蒼穹堂は古代中国のやきものを中心に展示しました。彩陶双耳壺や戦国時代の硬陶印文壺、そして前漢時代の黒陶双耳壺などを特集しました。それらの力強さや造形の斬新さに多くの人が興味深く見ていかれました。
中には現代美術と間違われて作者名を聞かれる方もいて、何千年も前のものなのに新しいと感じる人もいました。こういう見方はとてもいいなと思います。 -
芸術新潮
2009.3.27 浦上コラム
週一くらいで、ブログを更新しなくてはとおもいつつ、気がつけば二週間以上たってしまいました。さて、今月号の「芸術新潮」に現代美術のギャラリスト小山登美夫氏の新連載が登場していますが、その第一回目のゲストが私、浦上です。

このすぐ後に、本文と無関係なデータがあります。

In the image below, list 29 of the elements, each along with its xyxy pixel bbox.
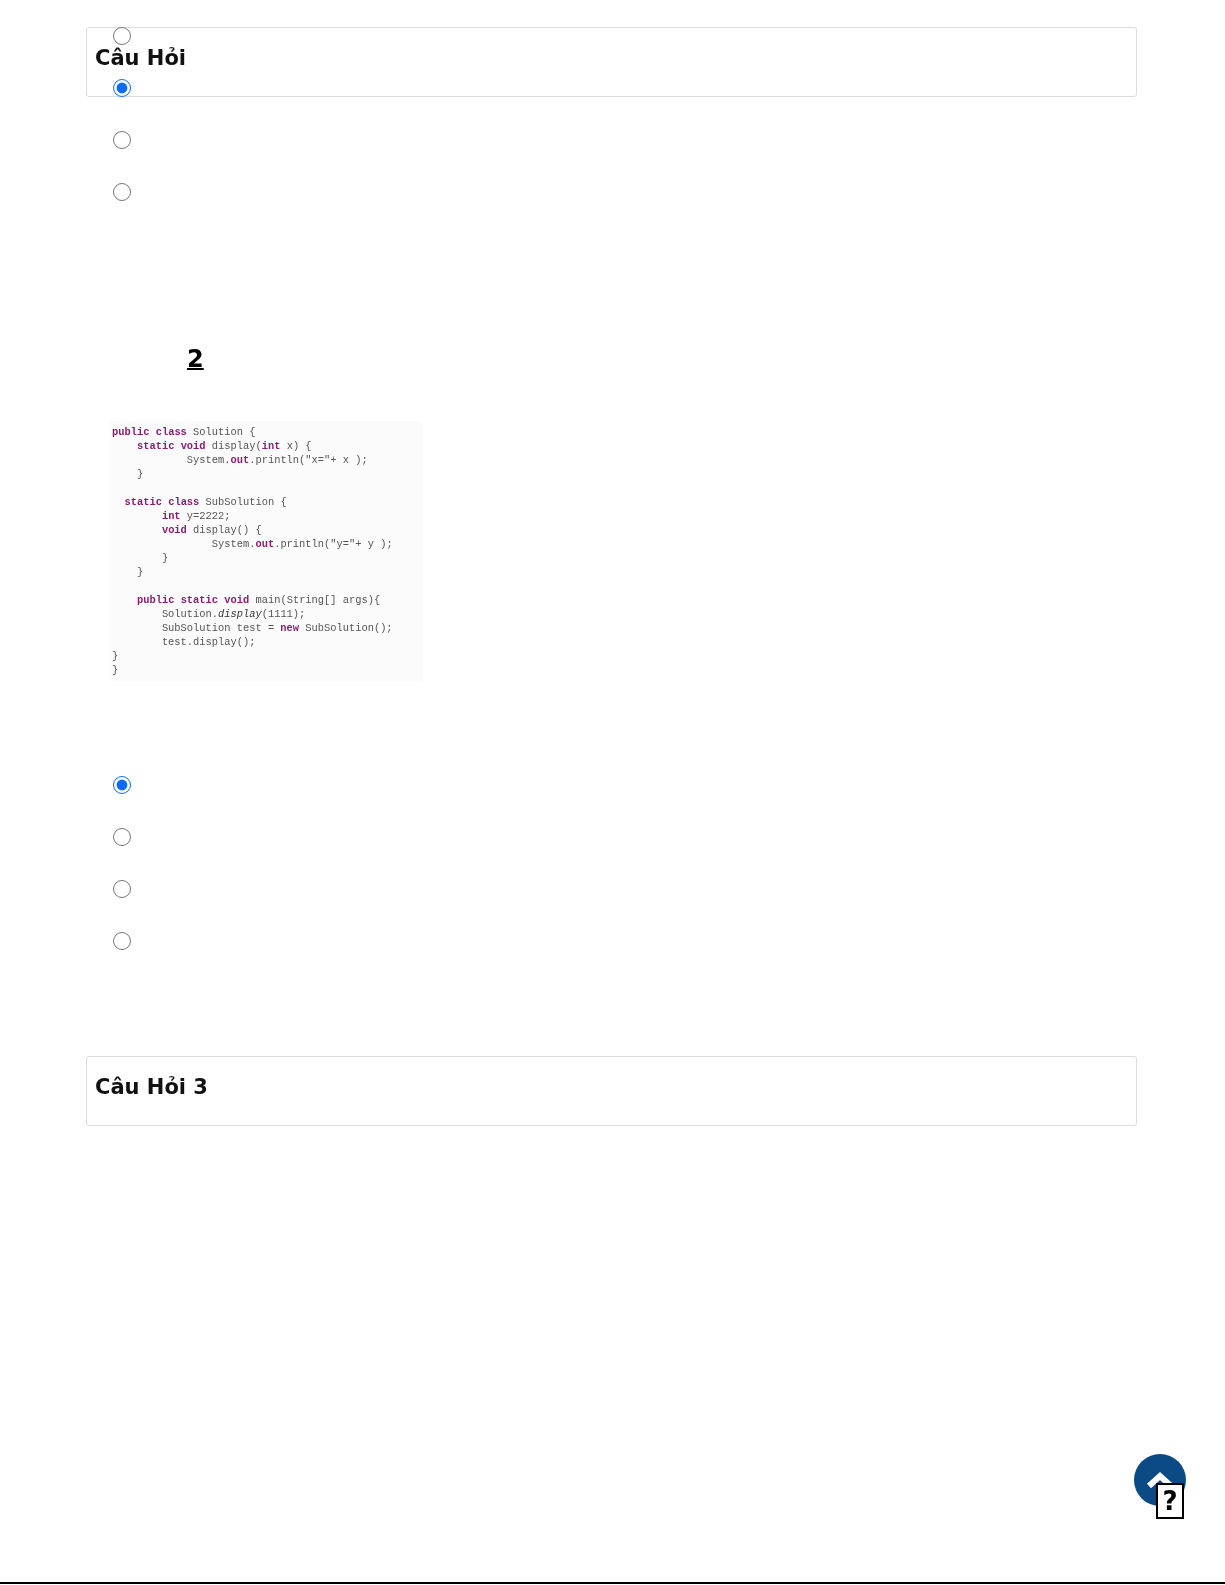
code-line: System.out.println("y="+ y ); (210, 537, 394, 551)
code-line: } (160, 551, 170, 565)
missing-glyph: ? (1156, 1483, 1184, 1519)
code-line: void display() { (160, 523, 263, 537)
code-line: static void display(int x) { (135, 439, 313, 453)
code-line: static class SubSolution { (123, 495, 288, 509)
code-line: public static void main(String[] args){ (135, 593, 382, 607)
radio-button[interactable] (113, 79, 131, 97)
question-number: 2 (187, 345, 204, 373)
code-line: } (135, 565, 145, 579)
radio-button[interactable] (113, 131, 131, 149)
question-title: Câu Hỏi (95, 45, 187, 72)
code-line: SubSolution test = new SubSolution(); (160, 621, 394, 635)
code-line: } (112, 663, 120, 677)
radio-button[interactable] (113, 932, 131, 950)
question-title: Câu Hỏi 3 (95, 1074, 208, 1101)
radio-button[interactable] (113, 27, 131, 45)
radio-button[interactable] (113, 776, 131, 794)
chevron-up-icon (1146, 1471, 1174, 1489)
radio-button[interactable] (113, 880, 131, 898)
code-line: int y=2222; (160, 509, 232, 523)
code-line: Solution.display(1111); (160, 607, 307, 621)
code-line: System.out.println("x="+ x ); (185, 453, 369, 467)
code-line: } (135, 467, 145, 481)
code-line: } (112, 649, 120, 663)
code-line: public class Solution { (112, 425, 257, 439)
code-line: test.display(); (160, 635, 257, 649)
radio-button[interactable] (113, 183, 131, 201)
radio-button[interactable] (113, 828, 131, 846)
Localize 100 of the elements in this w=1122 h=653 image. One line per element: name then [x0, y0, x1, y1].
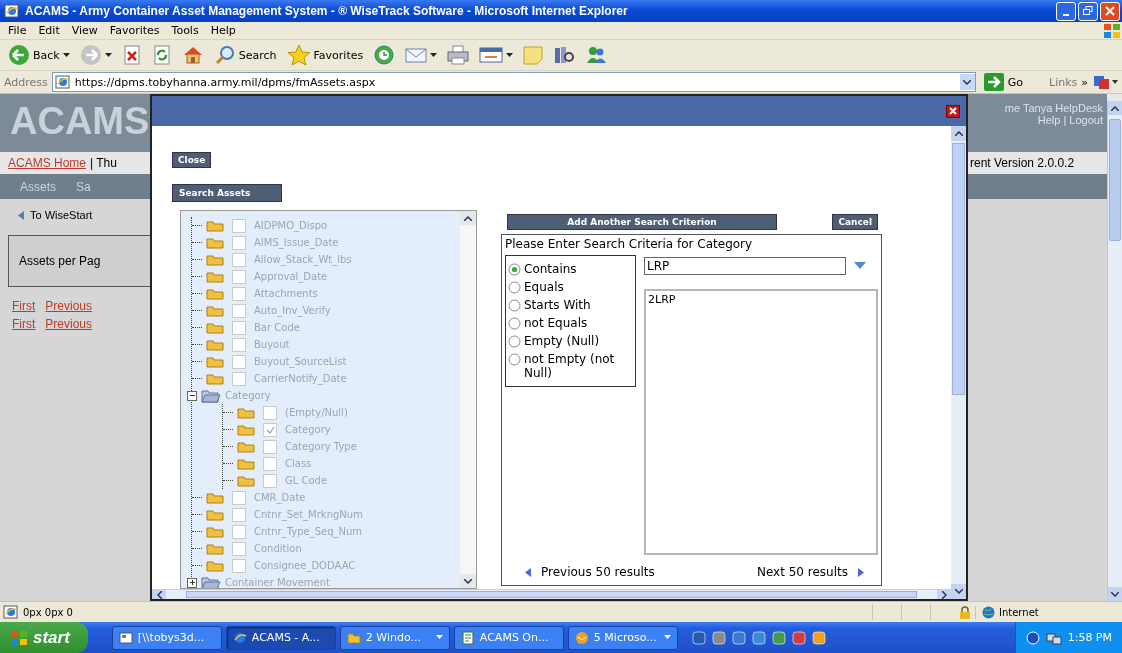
wisestart-link[interactable]: To WiseStart: [30, 209, 93, 221]
page-scrollbar[interactable]: [1107, 101, 1122, 601]
tree-item[interactable]: Buyout_SourceList: [254, 356, 347, 367]
scroll-thumb[interactable]: [952, 143, 965, 395]
result-item[interactable]: 2LRP: [648, 293, 874, 306]
radio-label[interactable]: Starts With: [524, 298, 591, 312]
network-icon[interactable]: [1045, 630, 1062, 645]
quick-launch-icon[interactable]: [731, 630, 746, 645]
caret-icon[interactable]: [104, 52, 112, 58]
start-button[interactable]: start: [0, 622, 88, 653]
menu-item[interactable]: Favorites: [103, 24, 166, 37]
checkbox[interactable]: [232, 371, 246, 386]
radio-button[interactable]: [508, 263, 521, 276]
nav-tab[interactable]: Assets: [20, 179, 56, 194]
collapse-icon[interactable]: [187, 390, 197, 401]
expand-icon[interactable]: [187, 577, 197, 588]
checkbox[interactable]: [263, 422, 277, 437]
tree-item[interactable]: AIMS_Issue_Date: [254, 237, 339, 248]
tree-item[interactable]: AIDPMO_Dispo: [254, 220, 328, 231]
close-button[interactable]: [1100, 1, 1120, 21]
tool-icon[interactable]: [1092, 74, 1118, 90]
quick-launch-icon[interactable]: [771, 630, 786, 645]
scroll-thumb[interactable]: [186, 591, 917, 598]
tree-group[interactable]: Category: [225, 390, 271, 401]
tree-item[interactable]: Bar Code: [254, 322, 300, 333]
nav-tab[interactable]: Sa: [76, 179, 91, 194]
checkbox[interactable]: [232, 337, 246, 352]
close-button[interactable]: Close: [172, 152, 212, 168]
quick-launch-icon[interactable]: [791, 630, 806, 645]
radio-button[interactable]: [508, 317, 521, 330]
pager-link[interactable]: Previous: [45, 317, 92, 331]
taskbar-button[interactable]: 5 Microso...: [567, 625, 678, 650]
tree-item[interactable]: Class: [285, 458, 312, 469]
pager-link[interactable]: Previous: [45, 299, 92, 313]
pager-link[interactable]: First: [12, 299, 36, 313]
checkbox[interactable]: [232, 286, 246, 301]
checkbox[interactable]: [263, 439, 277, 454]
scroll-down-button[interactable]: [460, 574, 476, 588]
search-button[interactable]: Search: [209, 42, 281, 68]
quick-launch-icon[interactable]: [751, 630, 766, 645]
tree-item[interactable]: Consignee_DODAAC: [254, 560, 356, 571]
radio-label[interactable]: not Equals: [524, 316, 588, 330]
horizontal-scrollbar[interactable]: [152, 589, 951, 599]
quick-launch-icon[interactable]: [691, 630, 706, 645]
add-criterion-button[interactable]: Add Another Search Criterion: [507, 214, 777, 230]
quick-launch-icon[interactable]: [711, 630, 726, 645]
value-field[interactable]: LRP: [644, 257, 846, 275]
menu-item[interactable]: Tools: [165, 24, 205, 37]
vertical-scrollbar[interactable]: [951, 126, 966, 599]
back-button[interactable]: Back: [4, 42, 74, 68]
menu-item[interactable]: View: [65, 24, 104, 37]
tree-item[interactable]: Allow_Stack_Wt_lbs: [254, 254, 352, 265]
tree-item[interactable]: Approval_Date: [254, 271, 328, 282]
taskbar-button[interactable]: 2 Windo...: [339, 625, 450, 650]
tree-item[interactable]: Buyout: [254, 339, 290, 350]
pager-link[interactable]: First: [12, 317, 36, 331]
favorites-button[interactable]: Favorites: [282, 42, 368, 68]
checkbox[interactable]: [232, 507, 246, 522]
scroll-left-button[interactable]: [152, 590, 166, 599]
tree-item[interactable]: Cntnr_Type_Seq_Num: [254, 526, 363, 537]
taskbar-button[interactable]: ACAMS On...: [453, 625, 564, 650]
dialog-close-button[interactable]: [946, 104, 960, 118]
tray-icon[interactable]: [1025, 630, 1040, 645]
tree-item[interactable]: Condition: [254, 543, 302, 554]
checkbox[interactable]: [232, 354, 246, 369]
taskbar-button[interactable]: ACAMS - A...: [225, 625, 336, 650]
caret-icon[interactable]: [430, 52, 438, 58]
caret-icon[interactable]: [62, 52, 70, 58]
checkbox[interactable]: [232, 320, 246, 335]
radio-label[interactable]: not Empty (not Null): [524, 352, 632, 380]
radio-button[interactable]: [508, 299, 521, 312]
caret-icon[interactable]: [506, 52, 514, 58]
tree-item[interactable]: Auto_Inv_Verify: [254, 305, 331, 316]
user-links[interactable]: Help | Logout: [1037, 114, 1103, 126]
taskbar-button[interactable]: [\\tobys3d...: [111, 625, 222, 650]
scroll-up-button[interactable]: [460, 211, 476, 225]
next-link[interactable]: Next 50 results: [756, 565, 848, 579]
cancel-button[interactable]: Cancel: [832, 214, 878, 230]
checkbox[interactable]: [232, 524, 246, 539]
restore-button[interactable]: [1078, 1, 1098, 21]
minimize-button[interactable]: [1056, 1, 1076, 21]
checkbox[interactable]: [232, 252, 246, 267]
checkbox[interactable]: [232, 218, 246, 233]
radio-button[interactable]: [508, 335, 521, 348]
checkbox[interactable]: [232, 541, 246, 556]
go-button[interactable]: Go: [979, 73, 1027, 91]
more-button[interactable]: »: [1081, 75, 1088, 89]
menu-item[interactable]: Help: [204, 24, 242, 37]
menu-item[interactable]: File: [2, 24, 33, 37]
checkbox[interactable]: [232, 558, 246, 573]
home-link[interactable]: ACAMS Home: [8, 156, 87, 170]
checkbox[interactable]: [232, 269, 246, 284]
tree-item[interactable]: Category: [285, 424, 331, 435]
tree-group[interactable]: Container Movement: [225, 577, 330, 588]
tree-item[interactable]: Attachments: [254, 288, 318, 299]
checkbox[interactable]: [263, 456, 277, 471]
checkbox[interactable]: [232, 303, 246, 318]
dropdown-icon[interactable]: [854, 262, 866, 270]
tree-item[interactable]: Category Type: [285, 441, 357, 452]
radio-label[interactable]: Empty (Null): [524, 334, 600, 348]
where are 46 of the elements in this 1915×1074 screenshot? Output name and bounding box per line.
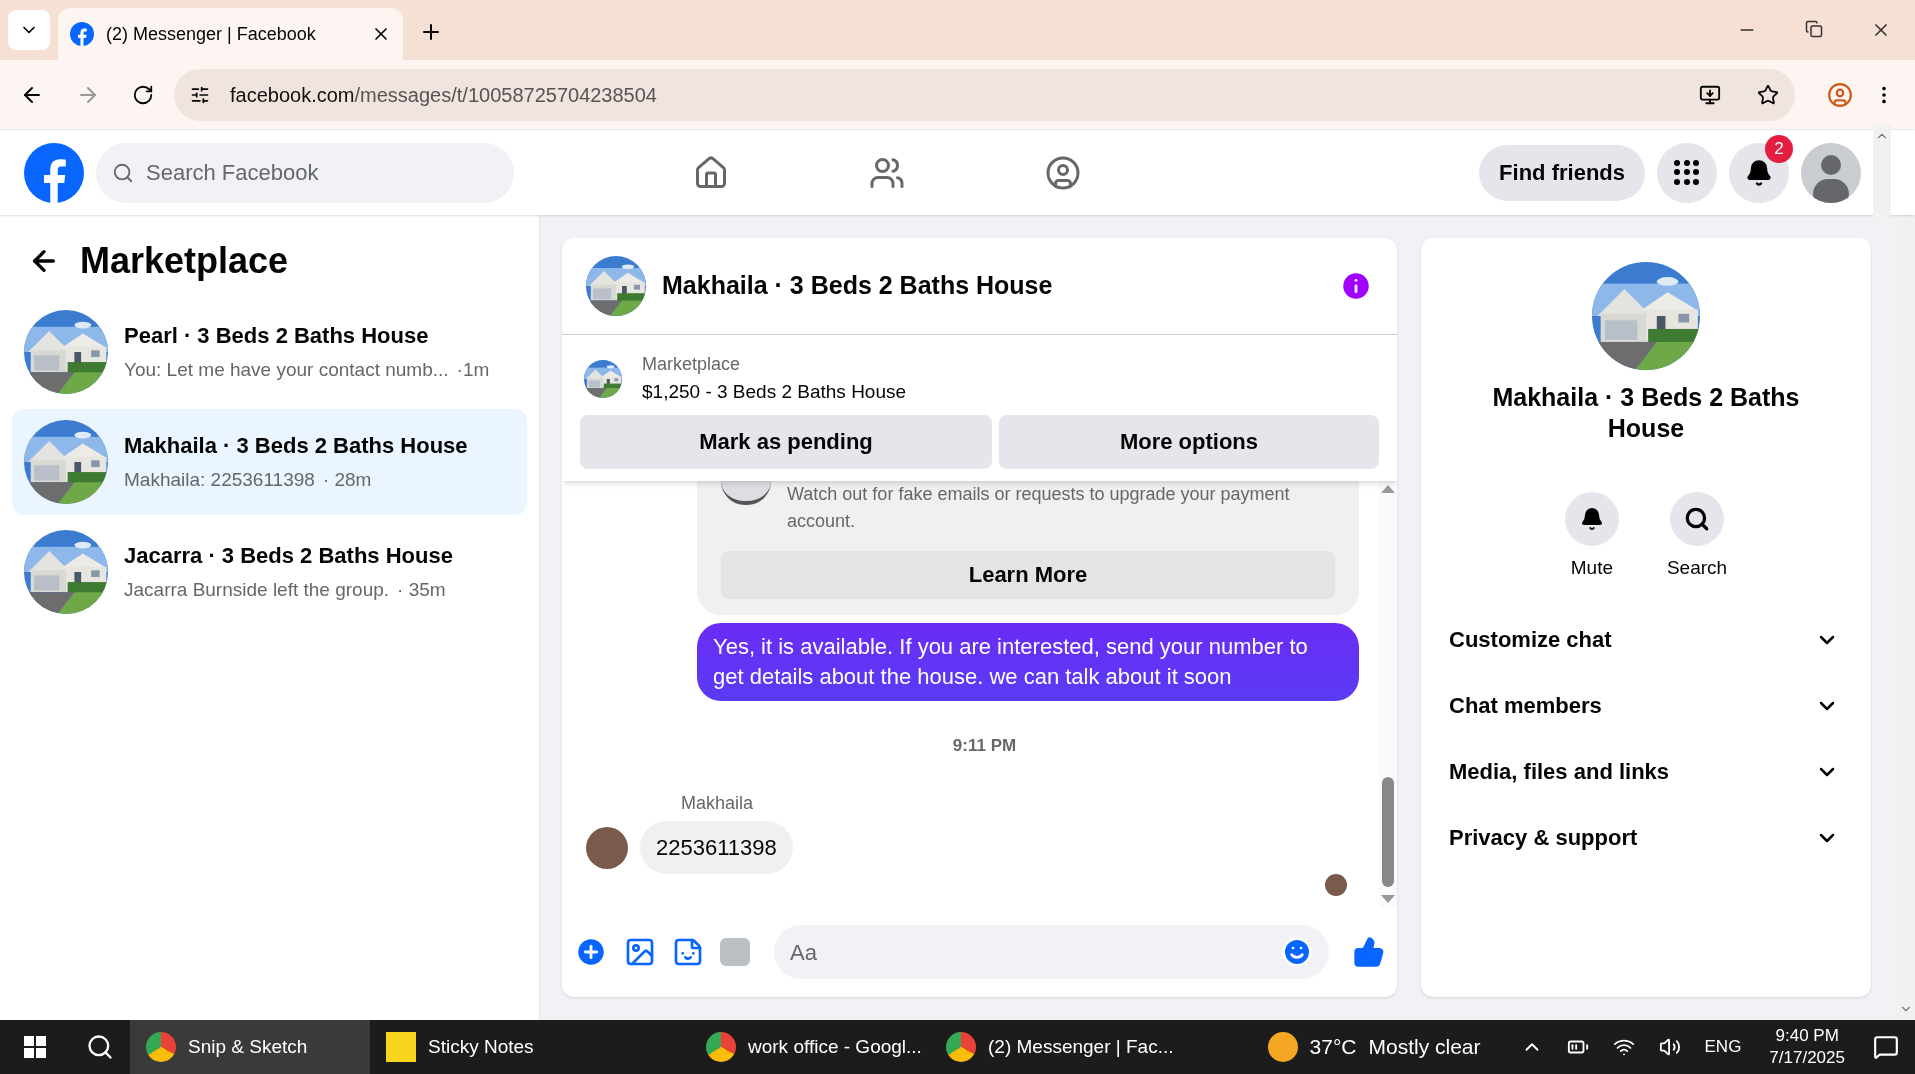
tab-title: (2) Messenger | Facebook	[106, 22, 317, 46]
notification-badge: 2	[1765, 134, 1793, 163]
listing-title: $1,250 - 3 Beds 2 Baths House	[642, 380, 907, 404]
conversation-time: · 28m	[322, 468, 372, 493]
chat-title: Makhaila · 3 Beds 2 Baths House	[662, 270, 1054, 302]
conversation-preview: Makhaila: 2253611398	[124, 468, 315, 493]
url-text: facebook.com/messages/t/10058725704238504	[230, 82, 658, 108]
details-title: Makhaila · 3 Beds 2 Baths House	[1491, 382, 1801, 444]
details-section[interactable]: Chat members	[1445, 672, 1847, 739]
conversation-time: · 35m	[397, 578, 446, 603]
message-input[interactable]: Aa	[790, 935, 1281, 969]
conversation-time: ·1m	[456, 358, 490, 383]
find-friends-button[interactable]: Find friends	[1479, 144, 1645, 201]
taskbar-app[interactable]: Sticky Notes	[370, 1020, 610, 1074]
sender-name: Makhaila	[681, 792, 755, 815]
browser-tab[interactable]: (2) Messenger | Facebook	[58, 8, 403, 60]
details-section[interactable]: Privacy & support	[1445, 804, 1847, 871]
address-bar[interactable]: facebook.com/messages/t/10058725704238504	[174, 68, 1795, 121]
details-section[interactable]: Customize chat	[1445, 606, 1847, 673]
conversation-preview: Jacarra Burnside left the group.	[124, 578, 390, 603]
search-field[interactable]: Search Facebook	[96, 142, 514, 203]
temperature: 37°C	[1309, 1034, 1357, 1061]
conversation-preview: You: Let me have your contact numb...	[124, 358, 449, 383]
details-section[interactable]: Media, files and links	[1445, 738, 1847, 805]
conversation-name: Pearl · 3 Beds 2 Baths House	[124, 322, 430, 351]
taskbar-app[interactable]: Snip & Sketch	[130, 1020, 370, 1074]
weather-condition: Mostly clear	[1368, 1034, 1481, 1061]
received-message: 2253611398	[640, 821, 793, 874]
listing-label: Marketplace	[642, 353, 742, 376]
clock-date: 7/17/2025	[1769, 1047, 1845, 1069]
clock-time: 9:40 PM	[1775, 1025, 1839, 1047]
listing-action-button[interactable]: More options	[999, 414, 1379, 469]
conversation-name: Jacarra · 3 Beds 2 Baths House	[124, 542, 453, 571]
message-timestamp: 9:11 PM	[952, 734, 1017, 757]
marketplace-title: Marketplace	[80, 239, 289, 283]
taskbar-app[interactable]: work office - Googl...	[690, 1020, 930, 1074]
learn-more-button[interactable]: Learn More	[721, 550, 1335, 599]
message-field[interactable]: Aa	[774, 925, 1329, 979]
language-indicator[interactable]: ENG	[1704, 1034, 1742, 1060]
safety-notice-text: Watch out for fake emails or requests to upgrade your payment account.	[787, 482, 1291, 533]
taskbar-app[interactable]: (2) Messenger | Fac...	[930, 1020, 1170, 1074]
conversation-name: Makhaila · 3 Beds 2 Baths House	[124, 432, 468, 461]
conversation-item[interactable]: Makhaila · 3 Beds 2 Baths House Makhaila: 2253611398 · 28m	[12, 409, 527, 515]
listing-action-button[interactable]: Mark as pending	[580, 414, 992, 469]
search-input[interactable]: Search Facebook	[146, 156, 498, 189]
sent-message: Yes, it is available. If you are interested, send your number to get details about the house. we can talk about it soon	[697, 622, 1359, 701]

「紀元前中国を浦上蒼穹堂で」というサブタイトルで小山さんと大いに盛り上がって語り合っています。小山さんとは10年以上おつき合いさせていただいていますが、実にユニークで好奇心が旺盛で愉快な人です。日本のアートシーンを引っ張っている人で、その発想と行動力にはいつも感心しています。
ぜひ芸術新潮の本文をご覧ください。 -
こんにちは、浦上です
2009.3. 9 浦上コラム

この度、ホームページをリニューアルしました。
そこで、「浦上コラム」を始めることにしました。
「コラム・古陶磁」や「コラム・北斎」では、個々の美術品の説明やご紹介をしていこうと思っていますが、ここではもう少しくだけた、肩のはらないお話をしていこうと考えていますので、よろしくおつき合いください。
私は今月で満58歳になりましたが、どなたもそうでしょうが自分の年齢はいつも初体験なので実感がわきません。客観的に見るといい歳になっちゃった、という感じですが、自分の中ではまだまだこれからというノーテンキな気分が支配的です。困ったものかもしれません。ひとつには自分が古美術の世界に身をおいていることもあるのでしょう。なにせ扱うものは何百年から何千年も前のものだったりしますから、それに比べれば何十年なんて一瞬のような感じもします。ただ優れた古美術品は全然年をとりません。いつまでもオーラというか魅力を放ちつづけても平気で若いままなのです。そういった古美術の魅力の一端でもお伝えできたらと思います。